As state representative, Conyears-Ervin helped pass bills to provide funding for Chicago Public Schools and affordable childcare. She was chief sponsor of the legislation that restored childcare assistance that was cut for 15,000 families when Bruce Rauner was Illinois governor.
“It is very difficult to pass meaningful legislation, especially being a freshman legislator,” Conyears-Ervin said. She also helped start the Democratic Women’s Caucus, which she said is primarily made up of white women, and was one of its first co-chairs.
“I’ve always been a person who builds bridges. I’m a person who unifies,” Conyears-Ervin said. The caucus helped pass legislation that created a lactation room at the state capital, said Conyears-Ervin, who was a nursing mother at the time.
If elected, Conyears-Ervin said she would fight for legislation that protects Medicaid and Medicare, lowers drug prices, expands mental health care and community clinics, and invests in equitable maternal and reproductive care.
“I plan to go to Washington, D.C. to fight — not only for my sister, who is disabled and a senior who relies on government Medicare, Medicaid and SNAP — but for all the seniors, children and the disabled, those who are less fortunate, who need and deserve this representation,” said Conyears-Ervin, who plans to restore such funding if elected.
When it comes to affordability and taxes, Conyears-Ervin said she’ll close loopholes to restore income tax rates.
“Rich people, unfortunately, they cheat. The rich need to pay their fair share,” Conyears-Ervin said. “We have so much work to do for equity, to break the systemic racism, the barriers that exist for our residents across this district. I am the one person in this race that has a history with my support that I’ve received in the past from labor, from business, all across this district. It is that unity that we’re going to need to really build up our communities in this district.”
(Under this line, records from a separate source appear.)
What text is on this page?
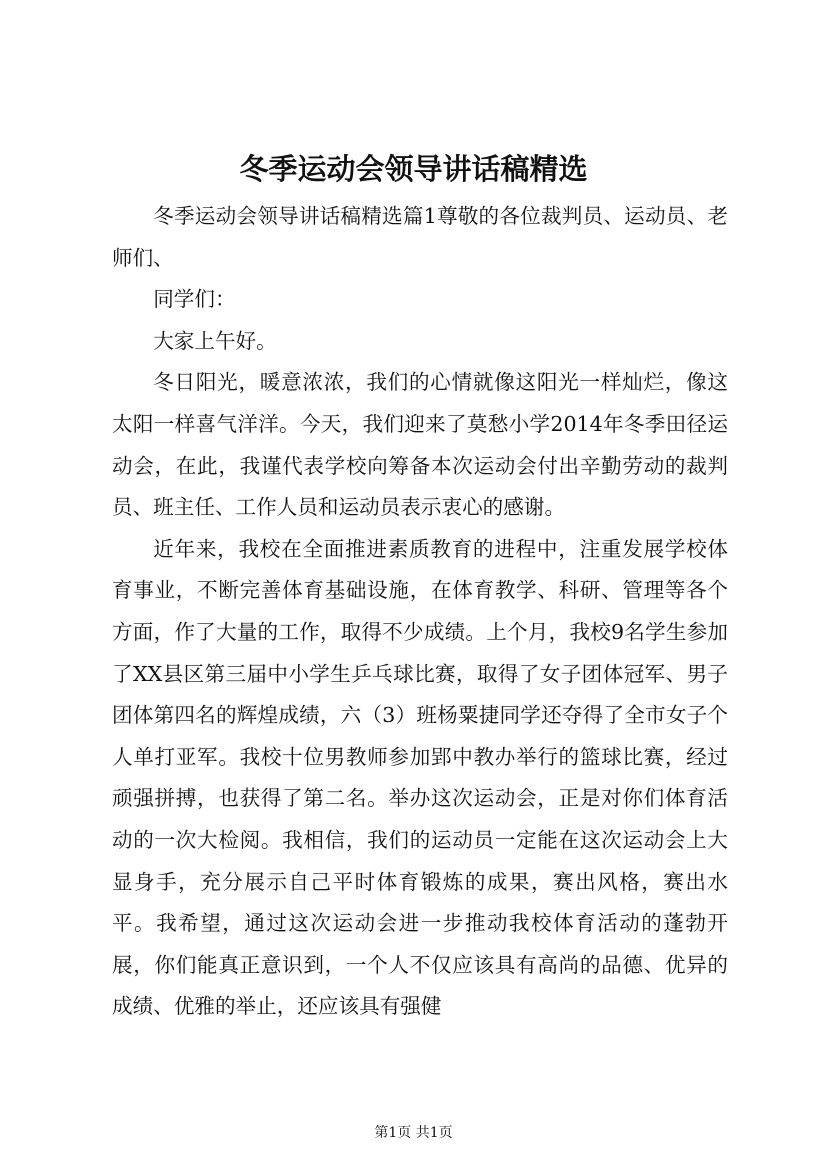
冬季运动会领导讲话稿精选

冬季运动会领导讲话稿精选篇1尊敬的各位裁判员、运动员、老师们、

同学们：

大家上午好。

冬日阳光，暖意浓浓，我们的心情就像这阳光一样灿烂，像这太阳一样喜气洋洋。今天，我们迎来了莫愁小学2014年冬季田径运动会，在此，我谨代表学校向筹备本次运动会付出辛勤劳动的裁判员、班主任、工作人员和运动员表示衷心的感谢。

近年来，我校在全面推进素质教育的进程中，注重发展学校体育事业，不断完善体育基础设施，在体育教学、科研、管理等各个方面，作了大量的工作，取得不少成绩。上个月，我校9名学生参加了XX县区第三届中小学生乒乓球比赛，取得了女子团体冠军、男子团体第四名的辉煌成绩，六（3）班杨粟捷同学还夺得了全市女子个人单打亚军。我校十位男教师参加郢中教办举行的篮球比赛，经过顽强拼搏，也获得了第二名。举办这次运动会，正是对你们体育活动的一次大检阅。我相信，我们的运动员一定能在这次运动会上大显身手，充分展示自己平时体育锻炼的成果，赛出风格，赛出水平。我希望，通过这次运动会进一步推动我校体育活动的蓬勃开展，你们能真正意识到，一个人不仅应该具有高尚的品德、优异的成绩、优雅的举止，还应该具有强健

第1页 共1页
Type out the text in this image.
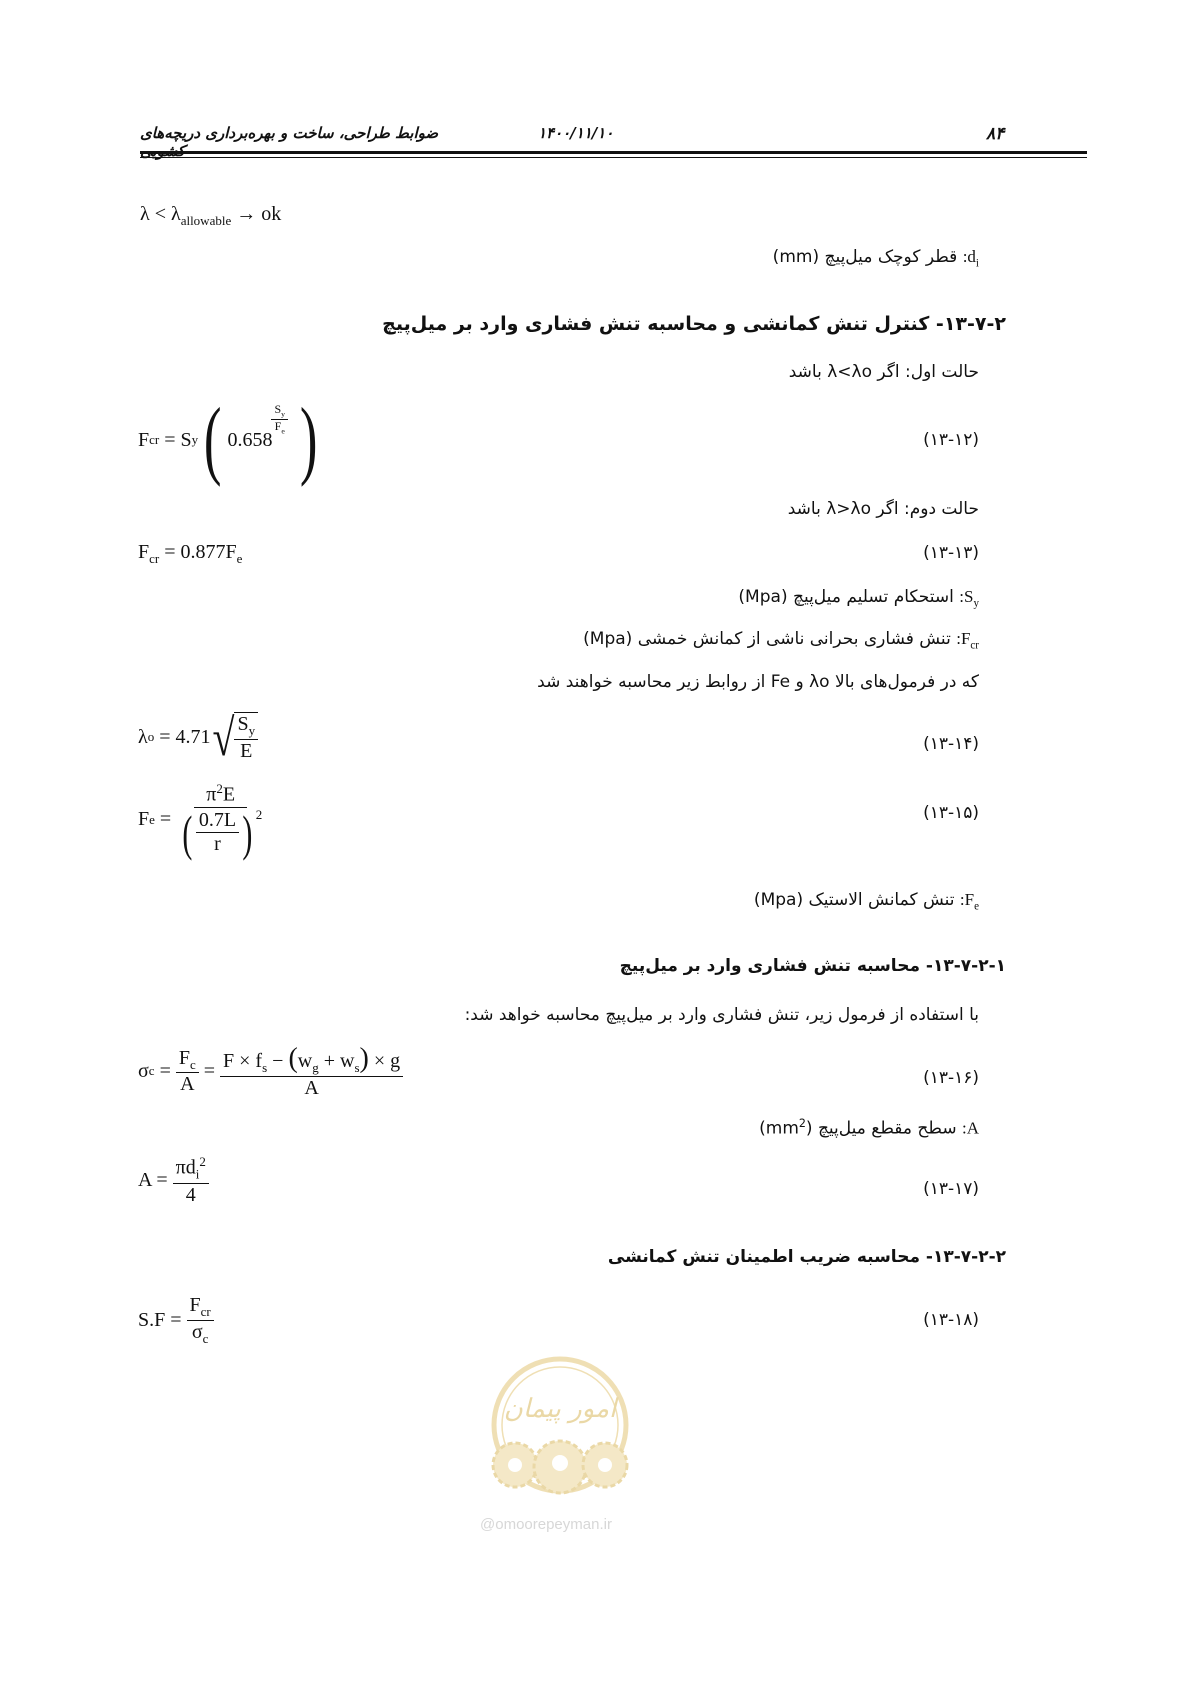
۸۴
۱۴۰۰/۱۱/۱۰
ضوابط طراحی، ساخت و بهره‌برداری دریچه‌های
$\lambda < \lambda_{allowable}$ → ok
$d_i$: قطر کوچک میل‌پیچ (mm)
۱۳-۷-۲- کنترل تنش کمانشی و محاسبه تنش فشاری وارد بر میل‌پیچ
حالت اول: اگر λ<λo باشد
F cr = S y ( 0.658
$\frac{S_y}{F_e}$ )	(۱۳-۱۲)
حالت دوم: اگر λ>λo باشد
$F_{cr} = 0.877F_e$	(۱۳-۱۳)
$S_y$: استحکام تسلیم میل‌پیچ (Mpa)
$F_{cr}$: تنش فشاری بحرانی ناشی از کمانش خمشی (Mpa)
که در فرمول‌های بالا λo و Fe از روابط زیر محاسبه خواهند شد
λ o = 4.71 √ $\frac{S_y}{E}$	(۱۳-۱۴)
F $e = \frac{\pi^2E}{( \frac{0.7L}{r} ) ^2}$	(۱۳-۱۵)
$F_e$: تنش کمانش الاستیک (Mpa)
۱۳-۷-۲-۱- محاسبه تنش فشاری وارد بر میل‌پیچ
با استفاده از فرمول زیر، تنش فشاری وارد بر میل‌پیچ محاسبه خواهد شد:
σ $c = \frac{F_c}{A} = \frac{F \times f_s - (w_g + w_s) \times g}{A}$	(۱۳-۱۶)
A: سطح مقطع میل‌پیچ $(mm^2)$
$A = \frac{\pi d_i^2}{4}$	(۱۳-۱۷)
۱۳-۷-۲-۲- محاسبه ضریب اطمینان تنش کمانشی
$S.F = \frac{F_{cr}}{\sigma_c}$	(۱۳-۱۸)
امور پیمان
@omoorepeyman.ir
Conyears-Ervin said she’d represent the array of voices in the wide-ranging 7th district by continuing the work she’s already done: “It’s who I am. It’s easy for me. It’s what I do now.”
Conyears-Ervin has been endorsed by Aldermen Monique Scott of the 24th Ward and Chris Taliaferro of the 29th Ward, Cook County Commissioner Michael Scott Jr., and about 75 faith leaders.
Other Democratic candidates who have thrown their hats in the ring for Davis’s seat include Richard Boykin, Kina Collins, David Elrich, Anthony Driver Jr., Dr. Thomas Fisher, La Shawn Ford, Jason Friedman, Rory Hoskins, Anabel Mendoza, Jazmin Robinson, Reed Showalter, and Felix Tello. Republican candidates are Chad Koppie and Patricia Easley.
Accusations of mismanaged money
In 2024, the Chicago Board of Ethics fined Melissa Conyears-Ervin $70,000 for over a dozen violations of the city’s ethics ordinance, including unauthorized use of city property and prohibited political activity. The fine was allegedly because Conyears-Ervin hosted prayer services with city resources.
“Those allegations that were frivolous. At the end of the day, what the Board of Ethics found is that I was attending church. They fined me for attending church as a political figure,” Conyears-Ervin said. She said she would’ve beaten the case but didn’t have the resources to pay legal fees. “From a monetary perspective, it was easier for me to just settle and get it behind me.”
In 2020, a city lawsuit was settled involving two employees whom Conyears-Ervin fired. They alleged she used her assistant to run personal errands and that she asked BMO Harris Bank to offer a mortgage to the owner of a church where her husband, Ald. Jason Ervin of the 28th Ward, rented office space. Conyears-Ervin has publicly denied these accusations.